ORDER DENYING MOTIONS TO VACATE ORDER FOR RELIEF AND TO REMOVE TRUSTEE
I.
On May 5, 1981, debtor moved to vacate the Order for Relief entered on August 5, 1980. The ground of the motion is that the original petition did not comply with 11 U.S.C. § 303(b)(1) which provides that where there are twelve or more holders of claims, an involuntary bankruptcy can be commenced by three or more entities having noncontingent claims aggregating at least $5,000.
The involuntary petition was filed June 30, 1980 by two entities. Soon thereafter, the debtor met with his regular business attorney and an attorney specially employed to advise as to the bankruptcy petition. The lack of sufficient number of entities was discussed among debtor and counsel. Bankruptcy counsel Bruce D. Roberts advised that an objection would only result in an amendment of the defect. [See Bankruptcy Rules, Rule 104(e).]
The petition was not controverted and an Order for Relief was entered. 11 U.S.C. § 303(h). Statement of Financial Affairs and Bankruptcy Schedules were filed August 25, 1980.
At the hearing on the motion, debtor stated that he specifically instructed Mr. Roberts to object to the lack of three petitioners. Mr. Roberts testified there was no such instruction from debtor; further, that debtor agreed to follow his advice that no objection be made because (1) all creditors were stayed by the filing of the petition [11 U.S.C. § 362(b)] and (2) an Order for Relief under Chapter 7 could be converted to a Chapter 11 (11 U.S.C. § 706) for a plan to pay the creditors if debtor could find financing while the creditors were stayed. Mr. Roberts stated that, in his opinion, debtor had no defense to the petition.

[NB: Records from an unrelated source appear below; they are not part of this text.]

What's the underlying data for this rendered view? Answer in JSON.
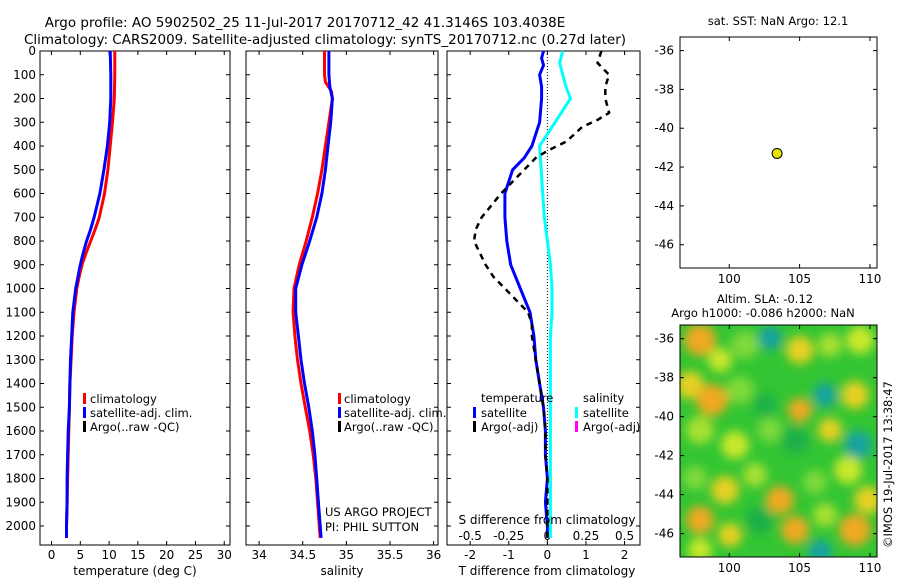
{
  "title_line1": "Argo profile: AO 5902502_25 11-Jul-2017 20170712_42 41.3146S 103.4038E",
  "title_line2": "Climatology: CARS2009. Satellite-adjusted climatology: synTS_20170712.nc (0.27d later)",
  "colors": {
    "climatology": "#ff0000",
    "satellite": "#0000ff",
    "argo": "#000000",
    "satellite_salinity": "#00ffff",
    "argo_salinity": "#ff00ff",
    "marker": "#e6e600",
    "zero_line": "#000000"
  },
  "chart_data": [
    {
      "type": "line",
      "id": "temperature",
      "xlabel": "temperature (deg C)",
      "xlim": [
        -2,
        31
      ],
      "xticks": [
        0,
        5,
        10,
        15,
        20,
        25,
        30
      ],
      "ylim": [
        2080,
        0
      ],
      "yticks": [
        0,
        100,
        200,
        300,
        400,
        500,
        600,
        700,
        800,
        900,
        1000,
        1100,
        1200,
        1300,
        1400,
        1500,
        1600,
        1700,
        1800,
        1900,
        2000
      ],
      "legend": [
        "climatology",
        "satellite-adj. clim.",
        "Argo(..raw -QC)"
      ],
      "series": [
        {
          "name": "climatology",
          "color": "red",
          "depth": [
            0,
            100,
            200,
            300,
            400,
            500,
            600,
            700,
            750,
            800,
            850,
            900,
            950,
            1000,
            1100,
            1200,
            1300,
            1400,
            1500,
            1600,
            1700,
            1800,
            1900,
            2000,
            2050
          ],
          "values": [
            11.0,
            11.0,
            10.9,
            10.6,
            10.2,
            9.8,
            9.2,
            8.3,
            7.6,
            6.8,
            6.0,
            5.3,
            4.8,
            4.4,
            3.9,
            3.6,
            3.4,
            3.2,
            3.1,
            3.0,
            2.9,
            2.8,
            2.7,
            2.6,
            2.6
          ]
        },
        {
          "name": "satellite-adj. clim.",
          "color": "blue",
          "depth": [
            0,
            100,
            200,
            300,
            400,
            500,
            600,
            700,
            750,
            800,
            850,
            900,
            950,
            1000,
            1100,
            1200,
            1300,
            1400,
            1500,
            1600,
            1700,
            1800,
            1900,
            2000,
            2050
          ],
          "values": [
            10.2,
            10.3,
            10.3,
            10.1,
            9.7,
            9.1,
            8.4,
            7.4,
            6.8,
            6.1,
            5.5,
            5.0,
            4.6,
            4.2,
            3.7,
            3.5,
            3.3,
            3.2,
            3.1,
            2.9,
            2.8,
            2.7,
            2.7,
            2.6,
            2.6
          ]
        }
      ]
    },
    {
      "type": "line",
      "id": "salinity",
      "xlabel": "salinity",
      "xlim": [
        33.85,
        36.05
      ],
      "xticks": [
        34,
        34.5,
        35,
        35.5,
        36
      ],
      "xticklabels": [
        "34",
        "34.5",
        "35",
        "35.5",
        "36"
      ],
      "ylim": [
        2080,
        0
      ],
      "legend": [
        "climatology",
        "satellite-adj. clim.",
        "Argo(..raw -QC)"
      ],
      "annotation": [
        "US ARGO PROJECT",
        "PI: PHIL SUTTON"
      ],
      "series": [
        {
          "name": "climatology",
          "color": "red",
          "depth": [
            0,
            100,
            130,
            170,
            200,
            300,
            400,
            500,
            600,
            700,
            800,
            900,
            1000,
            1100,
            1200,
            1300,
            1400,
            1500,
            1600,
            1700,
            1800,
            1900,
            2000,
            2050
          ],
          "values": [
            34.75,
            34.75,
            34.76,
            34.83,
            34.84,
            34.8,
            34.76,
            34.72,
            34.67,
            34.61,
            34.54,
            34.46,
            34.4,
            34.39,
            34.41,
            34.44,
            34.48,
            34.53,
            34.58,
            34.62,
            34.65,
            34.67,
            34.69,
            34.7
          ]
        },
        {
          "name": "satellite-adj. clim.",
          "color": "blue",
          "depth": [
            0,
            100,
            150,
            200,
            300,
            400,
            500,
            600,
            700,
            800,
            900,
            1000,
            1100,
            1200,
            1300,
            1400,
            1500,
            1600,
            1700,
            1800,
            1900,
            2000,
            2050
          ],
          "values": [
            34.8,
            34.8,
            34.81,
            34.84,
            34.82,
            34.79,
            34.76,
            34.72,
            34.66,
            34.58,
            34.49,
            34.42,
            34.42,
            34.45,
            34.48,
            34.52,
            34.57,
            34.61,
            34.64,
            34.66,
            34.68,
            34.7,
            34.71
          ]
        }
      ]
    },
    {
      "type": "line",
      "id": "differences",
      "xlabel": "T difference from climatology",
      "xlabel_top": "S difference from climatology",
      "xlim": [
        -2.6,
        2.4
      ],
      "xticks": [
        -2,
        -1,
        0,
        1,
        2
      ],
      "s_xticks": [
        -0.5,
        -0.25,
        0,
        0.25,
        0.5
      ],
      "s_xticklabels": [
        "-0.5",
        "-0.25",
        "0",
        "0.25",
        "0.5"
      ],
      "ylim": [
        2080,
        0
      ],
      "legend_temperature": {
        "heading": "temperature",
        "items": [
          "satellite",
          "Argo(-adj)"
        ]
      },
      "legend_salinity": {
        "heading": "salinity",
        "items": [
          "satellite",
          "Argo(-adj)"
        ]
      },
      "series": [
        {
          "name": "satellite",
          "quantity": "temperature",
          "color": "blue",
          "depth": [
            0,
            30,
            60,
            100,
            150,
            200,
            300,
            400,
            450,
            500,
            600,
            700,
            800,
            900,
            1000,
            1100,
            1200,
            1300,
            1400,
            1500,
            1600,
            1700,
            1800,
            1900,
            2000,
            2050
          ],
          "values": [
            -0.1,
            -0.15,
            -0.1,
            -0.2,
            -0.15,
            -0.15,
            -0.2,
            -0.4,
            -0.6,
            -0.9,
            -1.1,
            -1.1,
            -1.05,
            -0.95,
            -0.7,
            -0.45,
            -0.35,
            -0.3,
            -0.2,
            -0.1,
            -0.05,
            -0.05,
            0.0,
            -0.05,
            0.0,
            0.0
          ]
        },
        {
          "name": "satellite",
          "quantity": "salinity",
          "color": "cyan",
          "depth": [
            0,
            50,
            100,
            150,
            200,
            300,
            400,
            500,
            600,
            700,
            800,
            900,
            1000,
            1100,
            1200,
            1300,
            1400,
            1500,
            1600,
            1700,
            1800,
            1900,
            2000,
            2050
          ],
          "values": [
            0.1,
            0.08,
            0.1,
            0.12,
            0.15,
            0.05,
            -0.05,
            -0.04,
            -0.03,
            -0.02,
            0.0,
            0.02,
            0.03,
            0.03,
            0.02,
            0.02,
            0.02,
            0.02,
            0.02,
            0.02,
            0.02,
            0.02,
            0.02,
            0.02
          ]
        },
        {
          "name": "Argo(-adj)",
          "quantity": "temperature",
          "color": "black",
          "dashed": true,
          "depth": [
            0,
            50,
            100,
            150,
            200,
            260,
            290,
            320,
            380,
            420,
            450,
            500,
            550,
            600,
            650,
            700,
            750,
            800,
            850,
            900,
            950,
            1000,
            1050,
            1100,
            1150,
            1200,
            1300,
            1400,
            1500,
            1600,
            1700,
            1800,
            1900,
            2000,
            2050
          ],
          "values": [
            1.4,
            1.3,
            1.6,
            1.5,
            1.5,
            1.6,
            1.3,
            0.9,
            0.5,
            0.0,
            -0.3,
            -0.6,
            -0.9,
            -1.2,
            -1.45,
            -1.7,
            -1.85,
            -1.9,
            -1.75,
            -1.6,
            -1.4,
            -1.1,
            -0.8,
            -0.5,
            -0.4,
            -0.4,
            -0.3,
            -0.2,
            -0.1,
            -0.05,
            -0.05,
            0.0,
            0.0,
            0.0,
            0.0
          ]
        }
      ]
    }
  ],
  "sst_panel": {
    "title": "sat. SST: NaN Argo: 12.1",
    "xticks": [
      "100",
      "105",
      "110"
    ],
    "yticks": [
      "-36",
      "-38",
      "-40",
      "-42",
      "-44",
      "-46"
    ],
    "xlim": [
      96.5,
      110.5
    ],
    "ylim": [
      -47.2,
      -35.3
    ],
    "marker": {
      "lon": 103.4,
      "lat": -41.3
    }
  },
  "sla_panel": {
    "title_line1": "Altim. SLA: -0.12",
    "title_line2": "Argo h1000: -0.086 h2000: NaN",
    "xticks": [
      "100",
      "105",
      "110"
    ],
    "yticks": [
      "-36",
      "-38",
      "-40",
      "-42",
      "-44",
      "-46"
    ],
    "xlim": [
      96.5,
      110.5
    ],
    "ylim": [
      -47.2,
      -35.3
    ],
    "credit": "©IMOS 19-Jul-2017 13:38:47"
  }
}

There is no showing that, if the Order for Relief was vacated, no other creditor would join in the petition, and, thus, it would fail for lack of three petitioners. In addition, there is no showing of any meritorious defense to the petition should the Order for Relief be vacated.
A petition for involuntary bankruptcy which is not controverted as to the proper number of petitioning creditors results in a valid Order for Relief. The jurisdictional defect is cured by failing to object. See In re National Republic Co., 109 F.2d 167 (7th Cir. 1940). See also In re Earl’s Tire Service, 6 B.R. 1019 (1980).
The motion to vacate the Order for Relief is denied.
*318II.
Debtor also moved to remove the trustee. The motion is grounded upon failure of the trustee to review the unsecured claims1 and conduct an investigation of the debtor’s estate. Debtor also contends that the trustee has acted in bad faith. Not one ground was established. Rather, it appears the trustee has a competent grasp of the problems in the estate and is tending to the very resolution which the debtor himself planned to make before bankruptcy.
The debtor’s motion to remove Jeri Cop-pa, Trustee, is denied.